Der sich insbesondere auf Kohle stützende Kraftwerkspark des Staatsunternehmens Eskom ist marode; dessen Instandsetzung stagniert. Die Umsetzung von Großprojekten bei den erneuerbaren Energien hat sich deutlich verzögert.
Um die Lage zu verbessern, müsste die im Oktober 2019 beschlossene Entflechtung von Eskom zügig umgesetzt werden. Die Umstrukturierung sieht eine Aufspaltung in drei, juristisch eigenständigen Bereiche vor: Stromerzeugung, Übertragungsnetz und Systembetrieb sowie die Verteilung der Elektrizität an Haushalte. Der Umbau könnte die Errichtung von dringend notwendigen Stromtrassen beschleunigen.

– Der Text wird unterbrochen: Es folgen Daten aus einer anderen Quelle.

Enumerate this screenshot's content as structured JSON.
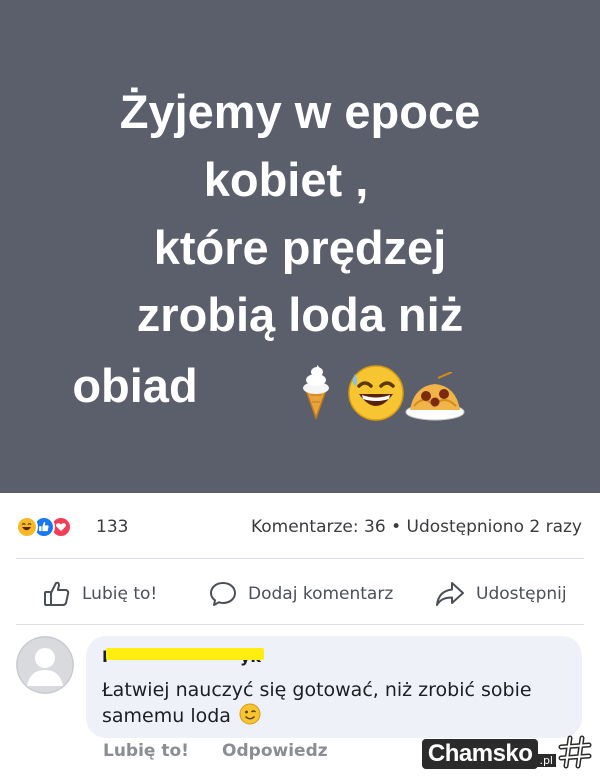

Fiasko bei staatlichem Versorgungsunternehmen
Der desolate Zustand des Kraftwerkparks in Südafrika ist auf verschiedene Faktoren wie Vernachlässigung, Inkompetenz bei Wartung und Steuerung der Anlagen sowie Korruption zurückzuführen. Ohne die Großkraftwerke Medupi und Kusile liegt das Durchschnittsalter der Kohlekraftwerke bei über 40 Jahren. Es ist kaum abzusehen, welches der Kraftwerke als Nächstes aufgrund fälliger Wartungen oder Reparaturen heruntergefahren werden muss. Schließlich sind es kriminelle Strukturen, die die Funktionsfähigkeit der Kraftwerke blockieren. Berichte über Diebstahl, Sabotageakte oder die Belieferung der Kraftwerke mit minderwertiger Kohle häufen sich.
Insgesamt ist Eskom mit rund 21,2 Milliarden Euro verschuldet. Das entspricht 8,6 Prozent des südafrikanischen Bruttoinlandsprodukts. Die größten finanziellen Verluste und technischen Schwierigkeiten des Versorgers rühren vom Bau der Kohlekraftwerke Medupi (Baubeginn: 2007; geplante Kapazität: 4.764 Megawatt (MW)) und Kusile (2008; 4.800 MW). Erst jüngst hat Eskom angekündigt, 2023 und 2026 alle Kraftwerksblöcke in Medupi und Kusile in Betrieb zu nehmen.
Die Krise des Staatskonzerns hat nochmals an Brisanz hinzugewonnen, nachdem der Eskom-Chef André de Ruyter im Dezember 2022 seinen Rücktritt angekündigt hatte. Er begründete seinen Ausstieg mit fehlender politischer Unterstützung. De Ruyter trat den Posten im Dezember 2019 an und galt als Person, die Eskom reformiert.
Staatliche Ausschreibungen haben sich verzögert
Die südafrikanische Regierung hat 2011 - vier Jahre nach dem ersten Lastabwurf - das Ausschreibungsprogramm REIPPP (Renewable Energy Independent Power Producer Procurement Program) aufgelegt. Das Programm zielt darauf ab, mit privaten Investitionen in die erneuerbaren Energien die nationale Versorgung zu unterstützen. REIPPP wurde zwischen 2015 und 2018 auf Eis gelegt. Der damalige Präsident Jacob Zuma setzte weitgehend auf den (gescheiteren) Aufbau der Kernenergie.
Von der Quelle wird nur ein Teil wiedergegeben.